En Isère, le 8 mars dernier, des militants écologistes ont mené une étude similaire en analysant l’eau du robinet de 32 communes. Au total, 27 comportaient des PFAS, ce qui représente plus de 84 % des localités testées. Ces résultats, très inquiétants, le sont d’autant plus lorsque l’on sait que la commune Le Péage-de-Roussillon, possédait des taux de polluants 61 fois supérieurs à la norme européenne. Il s’agit d’un véritable enjeu sanitaire qui doit nous alerter pour la santé des habitants de la zone, d’autant plus que, selon l’Agence Régionale de Santé (ARS), ce territoire possède un taux de cancer plus important que la moyenne française.
Les questions qui se posent alors sont d’où provient cette pollution ? Qui sont les responsables ? Qui va payer la facture de la dépollution ?
La présence de nombreuses industries sur le territoire Isère Rhodanienne semble être une piste tangible au regard de l’origine des polluants. Quoi qu’il en soit, l’émergence dans le débat public de la présence très répandue des PFAS dans nos territoires met en lumière l’importance des lanceurs d’alertes et des collectifs citoyens. Aussi, il convient que les citoyens et citoyennes, premiers concernés par la qualité de leur eau potable, soient pleinement inclus dans les débats et dans les processus décisionnels. Leur implication est essentielle pour garantir la transparence et la légitimité des actions entreprises par les pouvoirs publics quant à la préservation de la ressource en eau.
C’est le message que nous avions porté un mois plus tôt lors d’un déplacement en Isère Rhodanienne. Nous avions alors visité le projet de détournement du Rhône censé approvisionner en eau la réserve naturelle de l’île de la Platière, asséchée par les prélèvements industriels du secteur. Nous nous étions exprimés sur la nécessité d’inclure les habitants, les collectifs et les associations environnementales dans le comité de pilotage du PTGE (Projet de Territoire de la Gestion de l’Eau) afin d’assurer la transparence des informations et la participation citoyenne aux décisions. Les résultats des prélèvements PFAS appuient l’intérêt de notre demande que nous réitérons.

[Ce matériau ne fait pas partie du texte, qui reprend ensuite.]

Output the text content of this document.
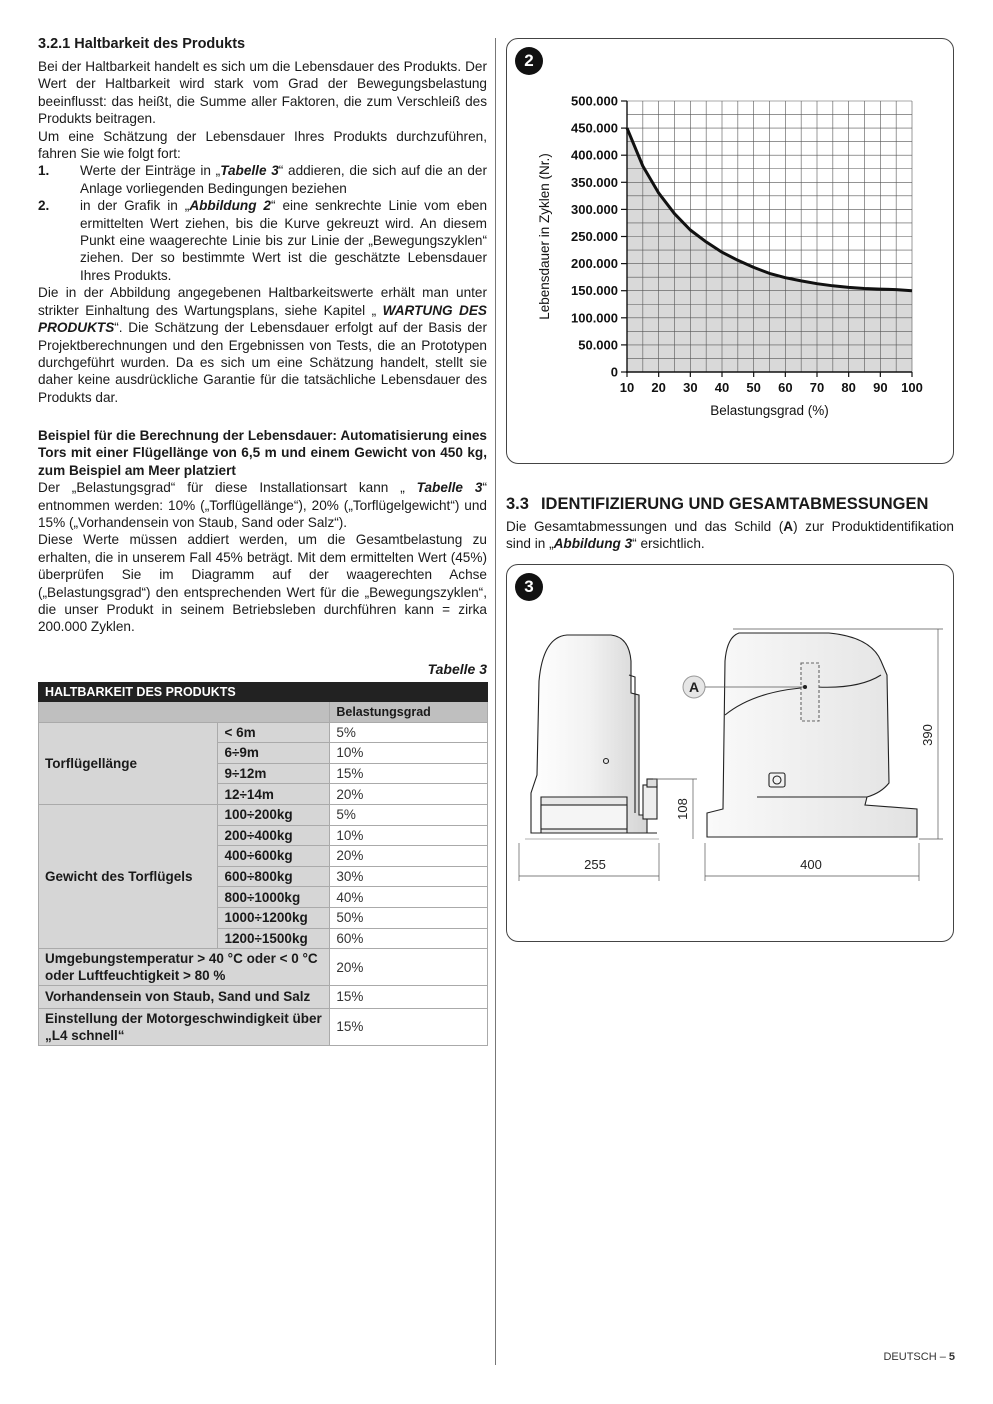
3.2.1 Haltbarkeit des Produkts

Bei der Haltbarkeit handelt es sich um die Lebensdauer des Produkts. Der Wert der Haltbarkeit wird stark vom Grad der Bewegungsbelastung beeinflusst: das heißt, die Summe aller Faktoren, die zum Verschleiß des Produkts beitragen.

Um eine Schätzung der Lebensdauer Ihres Produkts durchzuführen, fahren Sie wie folgt fort:

1. Werte der Einträge in „Tabelle 3“ addieren, die sich auf die an der Anlage vorliegenden Bedingungen beziehen
2. in der Grafik in „Abbildung 2“ eine senkrechte Linie vom eben ermittelten Wert ziehen, bis die Kurve gekreuzt wird. An diesem Punkt eine waagerechte Linie bis zur Linie der „Bewegungszyklen“ ziehen. Der so bestimmte Wert ist die geschätzte Lebensdauer Ihres Produkts.

Die in der Abbildung angegebenen Haltbarkeitswerte erhält man unter strikter Einhaltung des Wartungsplans, siehe Kapitel „ WARTUNG DES PRODUKTS“. Die Schätzung der Lebensdauer erfolgt auf der Basis der Projektberechnungen und den Ergebnissen von Tests, die an Prototypen durchgeführt wurden. Da es sich um eine Schätzung handelt, stellt sie daher keine ausdrückliche Garantie für die tatsächliche Lebensdauer des Produkts dar.

Beispiel für die Berechnung der Lebensdauer: Automatisierung eines Tors mit einer Flügellänge von 6,5 m und einem Gewicht von 450 kg, zum Beispiel am Meer platziert

Der „Belastungsgrad“ für diese Installationsart kann „ Tabelle 3“ entnommen werden: 10% („Torflügellänge“), 20% („Torflügelgewicht“) und 15% („Vorhandensein von Staub, Sand oder Salz“).

Diese Werte müssen addiert werden, um die Gesamtbelastung zu erhalten, die in unserem Fall 45% beträgt. Mit dem ermittelten Wert (45%) überprüfen Sie im Diagramm auf der waagerechten Achse („Belastungsgrad“) den entsprechenden Wert für die „Bewegungszyklen“, die unser Produkt in seinem Betriebsleben durchführen kann = zirka 200.000 Zyklen.

Tabelle 3
HALTBARKEIT DES PRODUKTS		
		Belastungsgrad
Torflügellänge	< 6m	5%
	6÷9m	10%
	9÷12m	15%
	12÷14m	20%
Gewicht des Torflügels	100÷200kg	5%
	200÷400kg	10%
	400÷600kg	20%
	600÷800kg	30%
	800÷1000kg	40%
	1000÷1200kg	50%
	1200÷1500kg	60%
Umgebungstemperatur > 40 °C oder < 0 °C oder Luftfeuchtigkeit > 80 %		20%
Vorhandensein von Staub, Sand und Salz		15%
Einstellung der Motorgeschwindigkeit über „L4 schnell“		15%
2
0
50.000
100.000
150.000
200.000
250.000
300.000
350.000
400.000
450.000
500.000
10 20 30 40 50 60 70 80 90 100
Belastungsgrad (%)
Lebensdauer in Zyklen (Nr.)
3.3 IDENTIFIZIERUNG UND GESAMTABMESSUNGEN

Die Gesamtabmessungen und das Schild (A) zur Produktidentifikation sind in „Abbildung 3“ ersichtlich.

3
A
390
108
255	400
DEUTSCH – 5
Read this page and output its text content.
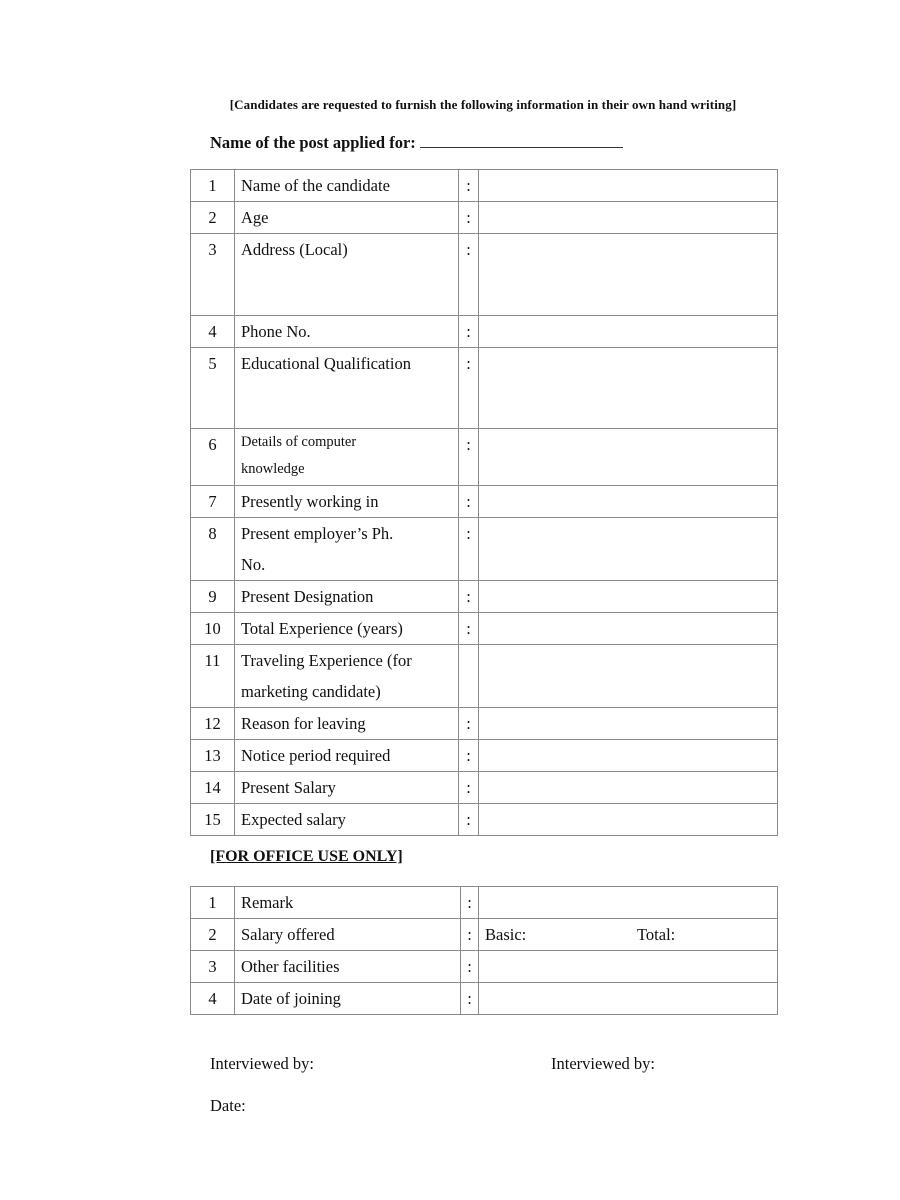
[Candidates are requested to furnish the following information in their own hand writing]
Name of the post applied for:
1	Name of the candidate	:	
2	Age	:	
3	Address (Local)	:	
4	Phone No.	:	
5	Educational Qualification	:	
6	Details of computer
knowledge	:	
7	Presently working in	:	
8	Present employer’s Ph.
No.	:	
9	Present Designation	:	
10	Total Experience (years)	:	
11	Traveling Experience (for
marketing candidate)		

12	Reason for leaving	:	
13	Notice period required	:	
14	Present Salary	:	
15	Expected salary	:	
[FOR OFFICE USE ONLY]
1	Remark	:	
2	Salary offered	:	Basic: Total:
3	Other facilities	:	
4	Date of joining	:	
Interviewed by:	Interviewed by:
Date:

Dans cette optique, l’idée d’un Parlement de l’Isère prend tout son sens. Cette initiative, principalement impulsée par France nature environnement Isère, serait un collectif interdépartemental d’associations, de citoyens, d’entreprises, de collectivités qui se réuniraient pour s’informer, débattre et faire des propositions autour de la gestion de l’eau en tant que bien commun. Cette instance de réflexion collective serait le reflet de la diversité des parties prenantes concernées par la question de l’eau, permettant ainsi une représentation équilibrée des intérêts et des perspectives.
Jeudi 25 avril, nous nous sommes rendus au lac de Paladru afin d’assister à un séminaire, organisé par le Département de l’Isère et la Préfecture, au sujet de la gestion de la ressource en eau sur le territoire. Nicolas Alban, directeur de la Délégation lyonnaise de l’Agence de l’eau, a alors rappelé l’importance de privilégier les solutions basées sur la nature étant les moyens d’action les plus robustes et les moins coûteux. Il a également rappelé la nécessité d’inclure les usagers isérois dans la réflexion et a affirmé que “les solutions n’étant pas certaines, il faut que les décisions soient prises collectivement, car il y aura des échecs”.
Nous partageons cette vision, soulignant l’impérieuse nécessité d’intégrer les citoyens et citoyennes aux discussions démocratiques. Cette démarche nous semble indispensable alors que les pressions sur ce bien commun se font de plus en plus pressantes : périodes de sécheresses prolongées, pollutions, répartition de ses usages.